We're designing an addition and a couple of new buildings that match and existing church.  The new structures will have TS columns at the perimiter, and pitched and tapered glu-lams for the main spans, about 40 foot spans with an eight foot overhang.  Two glu-lams will make up a three pinned arch, and we'll have some type of tie bar across the middle so we're not bending the cantilever columns (at least not with gravity loads).  My problem is that, unlike examples from AITC, the radius of the beams are on the top - ie, in compression - and the tapered face will be in tension due to bending.  This is exactly the opposite of most textbook examples.  There is also the additional bending and compression due to the arch, and the question of where is the best elevation along the beams to tie the too together (at the top of the columns, at midspan, etc.).
If any of you timber gurus out there could point me toward a design reference that handles more complex design of glu-lams like this, I would appreciate it.
Thanks in advance
Paul McEntee
Biggs Cardosa & Associates
San Jose, California
Can a throw in a funny anecdote from work today?

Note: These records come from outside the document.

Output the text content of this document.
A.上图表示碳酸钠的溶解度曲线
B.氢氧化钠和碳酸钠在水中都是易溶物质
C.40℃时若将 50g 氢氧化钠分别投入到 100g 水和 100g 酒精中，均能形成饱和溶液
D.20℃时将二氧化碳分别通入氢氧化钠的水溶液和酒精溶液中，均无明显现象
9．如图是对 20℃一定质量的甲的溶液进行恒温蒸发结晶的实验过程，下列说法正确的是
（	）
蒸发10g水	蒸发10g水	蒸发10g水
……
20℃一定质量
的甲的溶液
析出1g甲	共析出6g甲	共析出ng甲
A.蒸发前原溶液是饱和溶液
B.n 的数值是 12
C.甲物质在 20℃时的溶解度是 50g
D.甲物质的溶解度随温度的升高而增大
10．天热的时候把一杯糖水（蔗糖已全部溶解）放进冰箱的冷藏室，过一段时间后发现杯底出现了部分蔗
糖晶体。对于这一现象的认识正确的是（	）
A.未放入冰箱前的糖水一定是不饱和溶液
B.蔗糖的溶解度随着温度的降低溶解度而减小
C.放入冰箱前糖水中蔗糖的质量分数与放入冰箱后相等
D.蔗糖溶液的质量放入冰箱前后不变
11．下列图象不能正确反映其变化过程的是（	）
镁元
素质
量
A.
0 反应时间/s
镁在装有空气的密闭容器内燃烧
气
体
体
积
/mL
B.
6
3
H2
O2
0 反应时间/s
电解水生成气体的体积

We're retrofitting this bridge, and the basic scheme is to infill the space between columns with these monstrous concrete walls.  We were going over what calcs needed to be done according to Caltrans specs, and one of them was to show that the walls & footing won't overturn.  So a co-worker of mine says something along the lines of:  "It's ridiculous that we have to show that these walls aren't going anywhere.  I mean, it would take an act of GOD to make this thing overturn."
Senior engineer on the project looks at him and says "Yeah, it's a good thing we're not designing for an earthquake or anything like that."